The Rosenblat family is coming to terms with the revelations exposed by TNR that Herman Rosenblat lied about his love story that he met his future wife outside the fence of the Schlieben concentration camp, which formed the central premise of his Holocaust memoir, Angel at the Fence. This afternoon, I spoke with Herman's son Ken Rosenblat, who is still stunned by his father's deception. Ken told me by phone that he had in fact known of his parents' lie for many years but hadn't been able to stop them. "My father is a man who I don’t know. I can’t understand it. It’s not my way of thinking," Ken said. "I didn’t agree with it. I didn’t want anything to do with it. I tried to just stay away from it. It was always hurtful. I just never dealt with it."
For Ken, his father's invented story is especially painful. Herman says he fabricated the story while recovering from a shooting at his electronics store in Brooklyn which left him critically injured in the hospital. Ken was also shot, and today remains in a wheelchair. "It’s something I don’t like to talk about. It’s not something I like to live with," Ken said.

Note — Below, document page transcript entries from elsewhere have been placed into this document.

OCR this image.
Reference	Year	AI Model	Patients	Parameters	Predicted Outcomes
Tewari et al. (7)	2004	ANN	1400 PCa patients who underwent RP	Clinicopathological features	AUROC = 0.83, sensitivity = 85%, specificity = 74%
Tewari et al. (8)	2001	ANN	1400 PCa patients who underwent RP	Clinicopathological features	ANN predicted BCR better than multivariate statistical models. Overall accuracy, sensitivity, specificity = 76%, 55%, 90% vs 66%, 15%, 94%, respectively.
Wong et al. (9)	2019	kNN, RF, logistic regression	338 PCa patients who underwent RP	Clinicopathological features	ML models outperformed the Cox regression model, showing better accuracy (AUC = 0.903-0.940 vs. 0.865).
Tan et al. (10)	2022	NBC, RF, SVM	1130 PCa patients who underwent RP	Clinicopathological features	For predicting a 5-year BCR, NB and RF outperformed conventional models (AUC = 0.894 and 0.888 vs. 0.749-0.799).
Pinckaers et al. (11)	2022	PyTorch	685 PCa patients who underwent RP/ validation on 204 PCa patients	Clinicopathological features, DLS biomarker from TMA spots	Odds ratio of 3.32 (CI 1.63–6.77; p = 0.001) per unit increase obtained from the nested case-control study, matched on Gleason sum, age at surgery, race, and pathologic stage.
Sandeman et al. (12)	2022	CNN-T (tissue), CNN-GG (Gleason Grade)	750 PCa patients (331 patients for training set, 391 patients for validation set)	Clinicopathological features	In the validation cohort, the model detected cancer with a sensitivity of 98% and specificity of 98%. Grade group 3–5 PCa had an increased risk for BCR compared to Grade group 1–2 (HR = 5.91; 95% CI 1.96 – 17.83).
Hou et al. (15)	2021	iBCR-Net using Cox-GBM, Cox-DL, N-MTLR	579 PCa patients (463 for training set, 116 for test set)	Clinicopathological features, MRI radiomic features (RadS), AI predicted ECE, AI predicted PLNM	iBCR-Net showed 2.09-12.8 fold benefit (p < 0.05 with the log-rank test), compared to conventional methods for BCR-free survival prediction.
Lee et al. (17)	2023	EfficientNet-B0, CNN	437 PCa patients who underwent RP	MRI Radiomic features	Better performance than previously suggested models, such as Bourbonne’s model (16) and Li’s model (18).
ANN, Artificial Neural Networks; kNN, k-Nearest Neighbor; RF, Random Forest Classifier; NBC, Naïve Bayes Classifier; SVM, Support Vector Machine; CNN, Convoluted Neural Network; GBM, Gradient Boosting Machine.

When I asked Ken how his parents could have lived a double life for some 15 years, he explained that for his mother, who survived the Holocaust as a child by hiding as a Polish Catholic, living with an assumed identity was almost natural. "My mother lived a life of hiding. It was natural for them to lie, to cheat, and this is something that they lived with," he told me. "This is something they knew, and they lived. And they continually lived with that. It’s very difficult for my father to confront what they’ve done."
Even after the news had broken, he said he had barely spoken with his father.